Lembro-me de um livro da coleção Primeiros Passos, O que é Realidade escrito por João Francisco Duarte Junior, que li no começo da faculdade, e ainda do livro de Rubens Alves, Filosofia da Ciência. Todos eles, assim como as Obras de Kant (Critica a Razão Pura), Santo Agostinho (Confissões) Thomas S. Kuhn ( Estrutura das Revoluções Cientificas) afirmam que não existe uma verdade que seja absoluta, que não seja relativizada pelo ponto de vista de quem a descreve. Assim não se deve dar ao peso de uma anotação uma força maior do que ela realmente tem, ou seja, um ponto de vista, mesmo que baseada por conceitos técnicos, observações sistemáticas etc. Isso não quer dizer que são invalidas, inúteis e não merecem atenção ou crédito, mas seu poder não deve ultrapassar ao poder que realmente tem. Quando sistemáticas, pensadas e muito bem refletidas são aliás muito úteis para aumentar o campo perceptivo da realidade dentro de um padrão cultural e paradigma aceito.
Outra questão importante é o porquê sonegar ao usuário essa informação, se ele quando procura um técnico o que quer na verdade, e precisa é justamente complementar seu entendimento, e forma de intervenção com a realidade. A resposta a essa pergunta leva a uma outra questão: A quem interessa preservar essa informação, ou mante-la em um código técnico inacessível ao usuário a não ser a aquele que quer manter sua relação de poder sobre ele?

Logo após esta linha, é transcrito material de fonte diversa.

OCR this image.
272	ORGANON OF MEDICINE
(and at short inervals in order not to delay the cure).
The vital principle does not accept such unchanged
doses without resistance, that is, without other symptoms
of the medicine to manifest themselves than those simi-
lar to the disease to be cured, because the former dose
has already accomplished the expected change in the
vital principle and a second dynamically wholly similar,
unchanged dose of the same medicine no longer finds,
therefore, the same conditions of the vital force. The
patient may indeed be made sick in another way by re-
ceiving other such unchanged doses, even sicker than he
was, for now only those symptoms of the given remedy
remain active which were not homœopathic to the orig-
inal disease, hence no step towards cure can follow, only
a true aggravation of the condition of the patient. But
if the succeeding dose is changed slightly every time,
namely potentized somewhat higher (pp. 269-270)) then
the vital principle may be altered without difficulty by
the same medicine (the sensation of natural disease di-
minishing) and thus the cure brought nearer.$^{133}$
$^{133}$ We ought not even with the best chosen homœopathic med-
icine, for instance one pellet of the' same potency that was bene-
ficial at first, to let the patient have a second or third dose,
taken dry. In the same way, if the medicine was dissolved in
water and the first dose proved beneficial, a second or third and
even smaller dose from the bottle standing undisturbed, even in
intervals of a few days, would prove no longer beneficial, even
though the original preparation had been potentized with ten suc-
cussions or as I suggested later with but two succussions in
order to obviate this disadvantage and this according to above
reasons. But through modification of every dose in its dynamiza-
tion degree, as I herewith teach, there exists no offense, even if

Não vou prolongar aqui o que Michel Foucault em Microfísica do Poder descreveu belamente. Mas gostaria de apontar, que se o usuário não pode ver o que você escreve ou pensa sobre ele, com toda certeza existe um sério problema na sua relação com ele!
Dentre esses, a tentativa de manter o poder na relação, o medo de não ser validado pelo usuário, a incapacidade de transformar o seu saber em um saber acessível a aquele que realmente precisa dele, um medo ou insegurança quanto ao feedback do usuário etc.
A experiência de escrever junto com o usuário o prontuário sem duvida é muito rica, legitima e transformadora, tanto para o usuário quanto para o profissional, que a cada atendimento apreende ainda mais como pensar a partir de seu instrumental técnico de acordo com o que o pode realmente ser útil ao usuário. Trata-se de se aproximar do mundo dele não para deixar mais claro os limites, mas ao contrario unir e trocar o que os dois mundos tem de útil um para o outro. Tira o técnico de seu altar e o coloca onde realmente deve estar no "Campo" onde as coisas acontecem no nível psicológico.
Já tive a experiência de, a partir desta pratica de escrever junto as anotações do prontuário, perceber o quão tortas e preconceituosa eram minhas observações, ou então falhas em detalhes que eram para o usuário muito mais importantes que eu supunha, de realmente acrescentar com minha “ciência” a vida de alguém e ter a minha ciência retificada pela vida de alguém.
Quanto ao usuário estar ou não preparado para entrar em contato com essa informação, isso tem muito mais a ver com a capacidade de o técnico estar próximo do usuário e saber falar sua língua a partir de seu referencial do que qualquer outra coisa.